The recesses in the above described semiconductor device are holes penetrating the bonding pad from the top surface through the bottom surface. Thereby, the depth of the recesses can be increased so that the frictional force between the bonding pad and the bonding wire can be increased at the time of wire bonding. Accordingly, the interdiffusion region can be more efficiently formed at the junction interface between the bonding pad and the bonding wire. [0065]
The recesses are in trench forms in the above described semiconductor device. In the case that the recesses are in trench forms in such a manner, the same effects as are described above can be gained. [0066]
In the above described semiconductor device, the bonding pad has a configuration wherein, at least, two conductive layers are layered and the above described recesses are created in the top conductive layer from among the above described layered conductive layers. The present invention can be applied to a bonding pad having such a configuration wherein conductive layers are laminated. [0067]
In the above described semiconductor device, the above described holes are created in circular trench forms in the outer peripheral region wherein the above described bonding wire is easily bonded to the above described bonding pad in the connection region. Thereby, the bonding characteristics can be further enhanced. [0068]
In the above described semiconductor device, the recesses are created in the inner peripheral region wherein the bonding wire is not easily bonded to the bonding pad in the connection region. Thereby, the bonding characteristics of the inner peripheral region can be improved. [0069]
The embodiments disclosed herein should be considered as illustrative from all points of view and are not limitative. The scope of the present invention is defined not by the above description but, rather, by the claims and is intended to include meanings equivalent to the claims and all modifications within the scope. [0070]
Although the present invention has been described and illustrated in detail, it is clearly understood that the same is by way of illustration and example only and is not to be taken by way of limitation, the spirit and scope of the present invention being limited only by the terms of the appended claims. [0071]

Claims

What is claimed is:

1. A semiconductor device comprising a bonding pad for connecting a bonding wire, wherein

said bonding pad is formed on a flat surface, and a recess is created in a connection region of said bonding pad to which said bonding wire is connected.

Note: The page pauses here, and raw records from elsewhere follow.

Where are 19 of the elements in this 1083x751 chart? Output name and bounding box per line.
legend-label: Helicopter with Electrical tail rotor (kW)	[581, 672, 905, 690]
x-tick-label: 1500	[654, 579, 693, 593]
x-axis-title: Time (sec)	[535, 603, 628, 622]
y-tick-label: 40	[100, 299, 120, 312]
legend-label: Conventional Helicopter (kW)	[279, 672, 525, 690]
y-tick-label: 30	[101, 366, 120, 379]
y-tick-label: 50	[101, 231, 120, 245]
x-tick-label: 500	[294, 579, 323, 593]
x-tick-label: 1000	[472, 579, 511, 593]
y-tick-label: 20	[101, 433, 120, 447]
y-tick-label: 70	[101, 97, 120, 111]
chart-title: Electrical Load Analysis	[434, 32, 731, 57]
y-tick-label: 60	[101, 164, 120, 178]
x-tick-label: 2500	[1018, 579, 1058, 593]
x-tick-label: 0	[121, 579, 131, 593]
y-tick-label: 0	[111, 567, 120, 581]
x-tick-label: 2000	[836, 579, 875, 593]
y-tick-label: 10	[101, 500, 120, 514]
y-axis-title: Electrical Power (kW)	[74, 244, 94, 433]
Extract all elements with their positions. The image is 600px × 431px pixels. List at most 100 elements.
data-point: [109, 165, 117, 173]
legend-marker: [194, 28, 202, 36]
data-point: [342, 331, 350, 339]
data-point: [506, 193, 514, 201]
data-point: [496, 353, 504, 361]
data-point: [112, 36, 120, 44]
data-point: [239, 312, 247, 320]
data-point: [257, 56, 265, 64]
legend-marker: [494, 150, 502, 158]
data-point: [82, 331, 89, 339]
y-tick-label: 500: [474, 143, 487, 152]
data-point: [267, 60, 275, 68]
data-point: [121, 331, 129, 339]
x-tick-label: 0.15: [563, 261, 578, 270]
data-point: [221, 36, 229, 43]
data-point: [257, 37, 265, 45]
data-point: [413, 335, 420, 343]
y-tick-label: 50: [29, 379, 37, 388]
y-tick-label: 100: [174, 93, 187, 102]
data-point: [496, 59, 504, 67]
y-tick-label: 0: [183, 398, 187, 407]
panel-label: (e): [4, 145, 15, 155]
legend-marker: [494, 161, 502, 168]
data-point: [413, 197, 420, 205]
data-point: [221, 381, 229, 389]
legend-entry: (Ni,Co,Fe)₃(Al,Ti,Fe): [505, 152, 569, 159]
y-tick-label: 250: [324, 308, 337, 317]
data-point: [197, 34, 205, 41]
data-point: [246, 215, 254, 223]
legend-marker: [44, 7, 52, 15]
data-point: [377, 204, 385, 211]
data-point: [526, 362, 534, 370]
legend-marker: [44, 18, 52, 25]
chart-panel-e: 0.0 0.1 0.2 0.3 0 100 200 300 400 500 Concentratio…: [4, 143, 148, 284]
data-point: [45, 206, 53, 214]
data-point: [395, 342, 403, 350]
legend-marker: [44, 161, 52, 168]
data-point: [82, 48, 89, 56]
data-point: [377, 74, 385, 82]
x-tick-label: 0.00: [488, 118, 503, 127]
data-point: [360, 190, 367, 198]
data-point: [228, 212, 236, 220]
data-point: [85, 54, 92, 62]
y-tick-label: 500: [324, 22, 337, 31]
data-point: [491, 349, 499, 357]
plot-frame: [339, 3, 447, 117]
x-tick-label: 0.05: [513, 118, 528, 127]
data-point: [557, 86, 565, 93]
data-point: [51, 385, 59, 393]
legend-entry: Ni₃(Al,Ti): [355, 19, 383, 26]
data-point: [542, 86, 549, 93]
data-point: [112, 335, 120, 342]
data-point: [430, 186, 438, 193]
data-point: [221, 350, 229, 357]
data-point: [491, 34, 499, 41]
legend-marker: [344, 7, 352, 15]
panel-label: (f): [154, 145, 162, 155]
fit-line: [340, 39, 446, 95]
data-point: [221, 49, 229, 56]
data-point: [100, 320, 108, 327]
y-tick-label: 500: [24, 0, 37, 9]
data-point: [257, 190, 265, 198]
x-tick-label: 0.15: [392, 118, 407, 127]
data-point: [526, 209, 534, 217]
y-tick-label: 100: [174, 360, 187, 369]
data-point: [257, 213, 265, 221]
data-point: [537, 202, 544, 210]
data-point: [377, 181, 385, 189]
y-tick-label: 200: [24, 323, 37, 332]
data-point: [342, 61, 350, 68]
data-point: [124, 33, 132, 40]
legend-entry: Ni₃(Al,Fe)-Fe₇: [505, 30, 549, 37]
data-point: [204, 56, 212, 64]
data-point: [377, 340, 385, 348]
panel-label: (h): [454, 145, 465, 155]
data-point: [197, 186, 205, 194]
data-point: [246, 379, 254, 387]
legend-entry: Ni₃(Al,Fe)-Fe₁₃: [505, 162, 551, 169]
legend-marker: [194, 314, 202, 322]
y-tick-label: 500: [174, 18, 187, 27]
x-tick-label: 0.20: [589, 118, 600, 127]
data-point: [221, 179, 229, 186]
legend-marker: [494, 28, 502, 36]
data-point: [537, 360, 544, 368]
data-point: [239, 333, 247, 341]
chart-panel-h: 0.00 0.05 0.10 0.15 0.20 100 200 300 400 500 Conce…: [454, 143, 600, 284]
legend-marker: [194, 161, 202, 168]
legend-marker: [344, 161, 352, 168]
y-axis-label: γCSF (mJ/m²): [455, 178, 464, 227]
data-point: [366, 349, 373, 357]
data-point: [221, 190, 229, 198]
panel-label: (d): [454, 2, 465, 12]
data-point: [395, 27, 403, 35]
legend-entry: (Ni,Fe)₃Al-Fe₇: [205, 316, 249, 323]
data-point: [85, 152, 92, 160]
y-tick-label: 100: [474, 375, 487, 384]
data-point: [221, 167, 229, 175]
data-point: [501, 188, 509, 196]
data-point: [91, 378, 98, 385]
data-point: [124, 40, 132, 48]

2. The semiconductor device according to claim 1, wherein said recess is a hole penetrating said bonding pad from an upper surface to a lower surface thereof.

3. The semiconductor device according to claim 1, wherein said recess is of a trench form.

4. The semiconductor device according to claim 1, wherein said bonding pad has a configuration that at least two conductive layers are laminated, so that said recess is created in the uppermost conductive layer among the laminated conductive layers.

5. The semiconductor device according to claim 1, wherein said hole is created in a circular trench form in an outer peripheral region, in which said bonding wire easily makes a close contact with said bonding pad, in said connection region.

6. The semiconductor device according to claim 1, wherein said recess is created in an inner peripheral region, in which said bonding wire does not easily make a close contact with said bonding pad, in said connection region.